The study highlights that artisanal and small-scale mining (ASM) gold exports rose from 63.6 tons in 2024 to 103 tons in 2025, with the additional 39.4 tons believed to represent gold that had previously been lost to smuggling.
Valued at US$96.5 million per ton, the formalised gold translates to about US$3.8 billion in FX, delivering a benefit–cost ratio of 18:1 compared with the Bank of Ghana’s reported US$214 million trading loss.
GoldBod’s activities also reduce the need for costly external borrowing. ASM exports in 2025 generated US$10.8 billion in foreign exchange, avoiding potential annual interest costs of US$756 million to US$1.08 billion at market rates. Even focusing solely on smuggling reduction, avoided costs range from US$266–380 million annually.

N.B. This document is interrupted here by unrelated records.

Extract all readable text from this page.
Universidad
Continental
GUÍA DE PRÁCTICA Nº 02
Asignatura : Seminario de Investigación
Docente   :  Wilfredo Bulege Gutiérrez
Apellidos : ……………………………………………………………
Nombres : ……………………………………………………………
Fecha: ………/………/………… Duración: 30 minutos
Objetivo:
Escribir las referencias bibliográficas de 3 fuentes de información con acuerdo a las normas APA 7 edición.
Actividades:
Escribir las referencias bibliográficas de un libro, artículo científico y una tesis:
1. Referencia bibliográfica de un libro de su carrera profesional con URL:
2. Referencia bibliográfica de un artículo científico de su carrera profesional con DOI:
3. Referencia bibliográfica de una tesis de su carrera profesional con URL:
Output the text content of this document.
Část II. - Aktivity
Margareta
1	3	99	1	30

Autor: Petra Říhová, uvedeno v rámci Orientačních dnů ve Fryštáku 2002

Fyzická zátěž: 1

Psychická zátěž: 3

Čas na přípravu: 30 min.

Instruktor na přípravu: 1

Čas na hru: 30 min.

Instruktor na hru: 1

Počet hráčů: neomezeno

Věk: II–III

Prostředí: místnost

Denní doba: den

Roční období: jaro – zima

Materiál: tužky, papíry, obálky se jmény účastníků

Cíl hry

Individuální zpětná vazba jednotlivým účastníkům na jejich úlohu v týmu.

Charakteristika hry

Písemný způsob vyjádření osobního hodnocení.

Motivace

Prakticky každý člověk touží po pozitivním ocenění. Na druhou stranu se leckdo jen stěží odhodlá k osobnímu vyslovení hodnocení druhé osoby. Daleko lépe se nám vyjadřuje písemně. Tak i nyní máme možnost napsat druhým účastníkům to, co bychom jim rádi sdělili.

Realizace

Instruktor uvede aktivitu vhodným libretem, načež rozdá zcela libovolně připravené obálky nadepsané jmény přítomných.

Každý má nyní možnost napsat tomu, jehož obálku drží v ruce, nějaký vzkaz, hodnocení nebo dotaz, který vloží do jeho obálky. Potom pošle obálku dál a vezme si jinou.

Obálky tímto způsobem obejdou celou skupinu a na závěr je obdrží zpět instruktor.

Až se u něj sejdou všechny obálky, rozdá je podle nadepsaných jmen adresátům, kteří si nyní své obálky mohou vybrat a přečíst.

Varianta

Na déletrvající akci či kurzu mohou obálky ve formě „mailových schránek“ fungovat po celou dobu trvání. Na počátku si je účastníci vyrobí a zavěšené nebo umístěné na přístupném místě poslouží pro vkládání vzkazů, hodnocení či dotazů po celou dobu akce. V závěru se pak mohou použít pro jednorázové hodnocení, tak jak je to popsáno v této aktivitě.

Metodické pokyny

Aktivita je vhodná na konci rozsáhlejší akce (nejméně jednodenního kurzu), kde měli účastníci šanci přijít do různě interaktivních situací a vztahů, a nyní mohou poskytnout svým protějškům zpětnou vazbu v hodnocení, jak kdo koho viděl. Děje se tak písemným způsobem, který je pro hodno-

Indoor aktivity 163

The report further notes broader macroeconomic benefits, including strengthened international reserves, exchange-rate stability, lower domestic costs of external debt, reduced import bills, and disinflationary effects.
It clarifies that the BoG “loss” is largely an accounting effect, not a cash deficit, as GoldBod purchases gold at near-retail rates while FX inflows are recorded at interbank rates.
Prof. Festus Ebo Turkson, one of the report’s authors, said, “GoldBod converts illicit gold flows into formal FX, strengthens Ghana’s external position, and supports macroeconomic stability. Evidence shows it is a high-return policy intervention for the economy.”
The report recommends sustaining GoldBod’s price competitiveness, improving transparency in BoG reporting, gradually reducing policy costs, and strengthening governance to maintain FX stability and support broader economic resilience.